Mi chiedo, guardando queste facce estremo-orientali, nord-africane, slave, e leggendo i loro cognomi, così parchi di vocali e così a rischio di ridicola storpiatura cacofonica (“prof, fa lo stesso, mi chiami Elisa!”), se la società italiana, a partire dalle classi dirigenti (non solo quella politica), ha capito che i movimenti migratori in entrata, nel nostro paese, non sono cronaca, ma storia, hanno già cambiato la demografia e la sostanza socio-culturale della penisola per i decenni a venire, come avvenuto tante volte nel passato.
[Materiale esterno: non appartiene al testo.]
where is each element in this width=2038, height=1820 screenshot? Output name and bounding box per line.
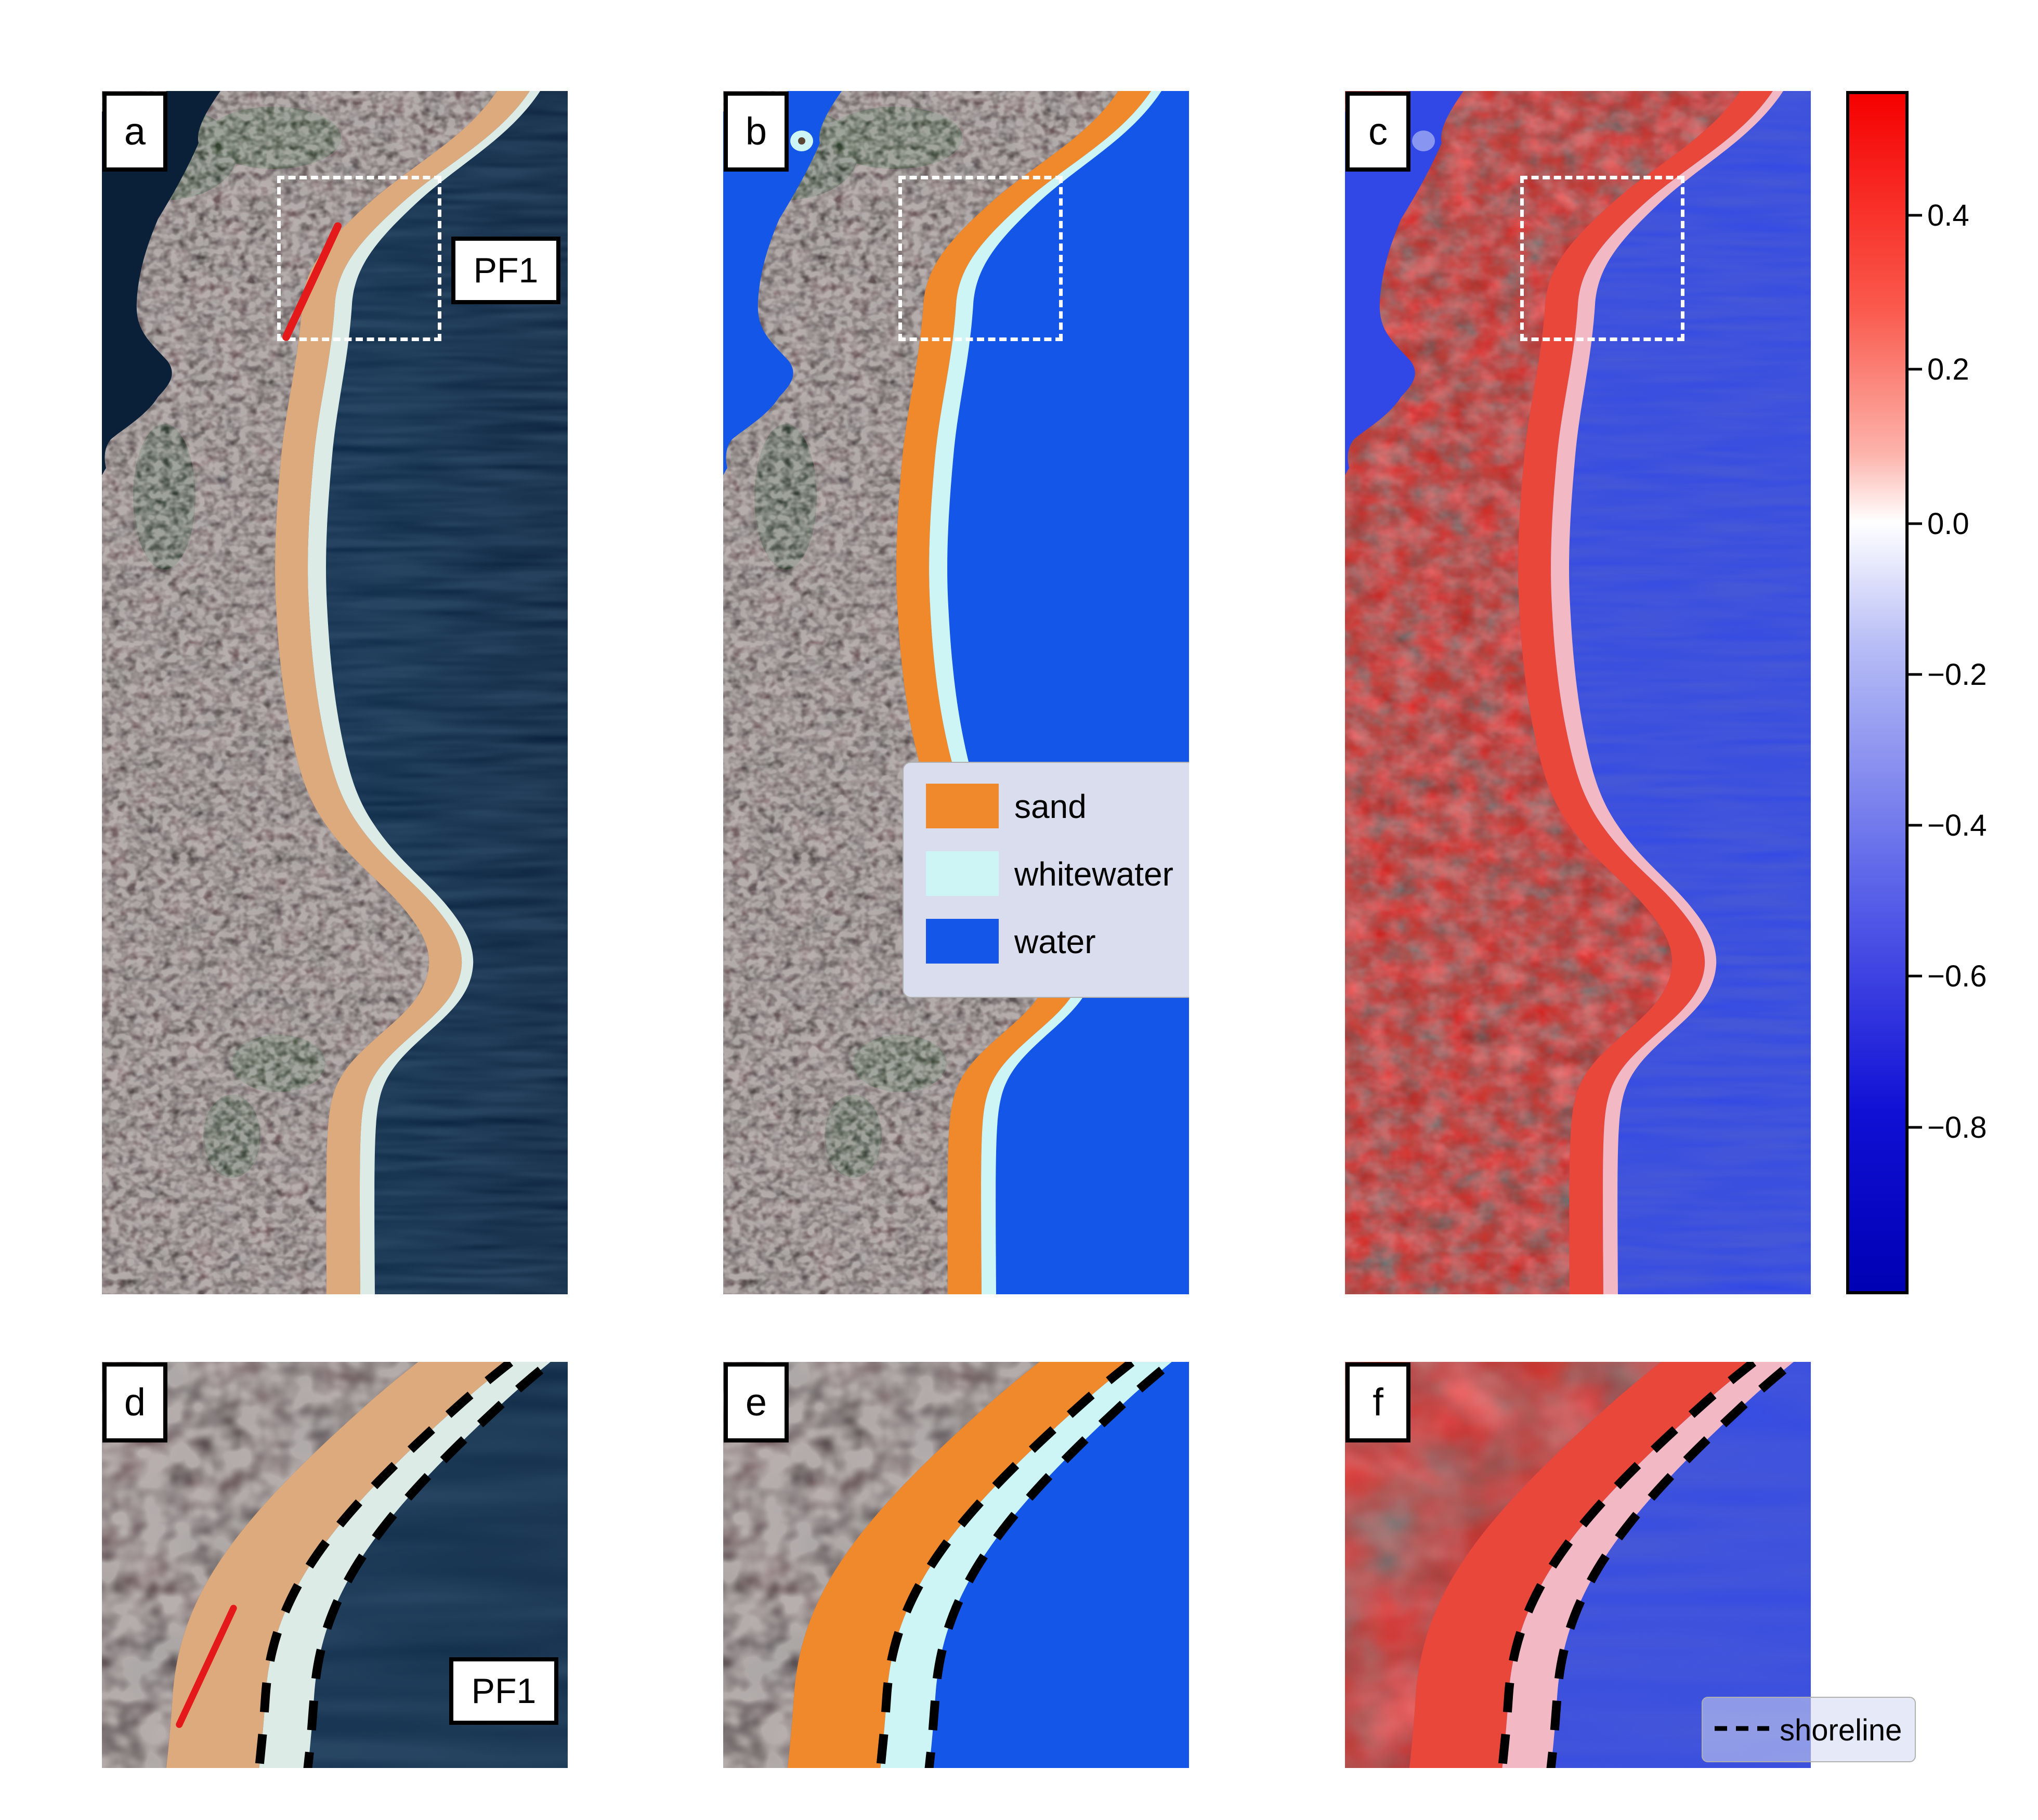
svg-text:−0.6: −0.6	[1927, 959, 1987, 993]
svg-text:whitewater: whitewater	[1014, 855, 1173, 893]
svg-text:−0.2: −0.2	[1927, 658, 1987, 692]
svg-text:0.4: 0.4	[1927, 199, 1969, 232]
svg-text:−0.8: −0.8	[1927, 1111, 1987, 1145]
svg-text:−0.4: −0.4	[1927, 809, 1987, 842]
svg-text:water: water	[1014, 923, 1096, 960]
svg-text:0.2: 0.2	[1927, 353, 1969, 386]
svg-text:sand: sand	[1014, 788, 1087, 825]
svg-text:shoreline: shoreline	[1780, 1713, 1902, 1747]
svg-text:0.0: 0.0	[1927, 507, 1969, 541]
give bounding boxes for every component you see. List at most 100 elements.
Detta in altri termini: mi chiedo se siamo maturi, innanzitutto a livello di dibattito pubblico, per comprendere che queste seconde generazioni che io mi ritrovo in classe si collocano – per biografia, per bisogni, per aspettative – in una posizione terza, diversa, rispetto agli stereotipi, opposti ma complementari, del migrante da soccorrere, perché vittima della vita e del migrante da cacciare (o non accogliere), perché veicolo del caos. Paesi molto più cosmopoliti e alfabetizzati del nostro hanno impiegato tempo, tantissimo tempo, per comprendere che, fuori dalle emergenze, la vera fisiologia dei processi migratori non si affronta né con il solidarismo incondizionato (che finisce per rinchiudere l’immigrato e la sua discendenza nella crisalide della minorità e dell’assistenza), né con la criminalizzazione preventiva. Dopo la fase dell’arrivo e dello sbarco (e dei soccorsi, e delle schedature, e delle xenofobie) l’immigrazione è fatta, negli anni, di radici sempre più profonde, di consolidamento delle reti familiari, di generazioni nate in loco, di gente, giovane e non, che non può essere trattata secondo le sintassi del pietismo e dell’interculturalità radical-chic ovvero, nemmeno, secondo l’equivalenza per cui ogni straniero (o discendente di) è, in potenza, un galeotto. Ma che va fatta studiare, emergere, intraprendere, lavorare, perché questo chiede e può fare. Per il bene (e, perché no, l’utilità) di tutti.

Osservo i miei studenti, con facce che vengono dai quattro angoli della terra, e con questa voglia di non essere né paria né feccia, e vedo un baluginìo di domani in mezzo a un presente asfissiante. Certo, mi si obietterà che gli Italiani hanno appena plebiscitato Giorgia Meloni e il suo Gran Consiglio dei Ministri, con l’inquietante corredo di dicasteri per la natalità italica e l’autarchia alimentare. Ma, come diceva una testa piuttosto fine della prima metà del Novecento, quando il vecchio modello economico-sociale muore e il nuovo non può ancora nascere (per tanti motivi, non ultimo, nel nostro caso presente, il fatto che l’Italia, me compreso, è per lo più uno strapaese provinciale abbastanza anziano), “in questo interregno si verificano i fenomeni morbosi più svariati”. Ci vuole pazienza.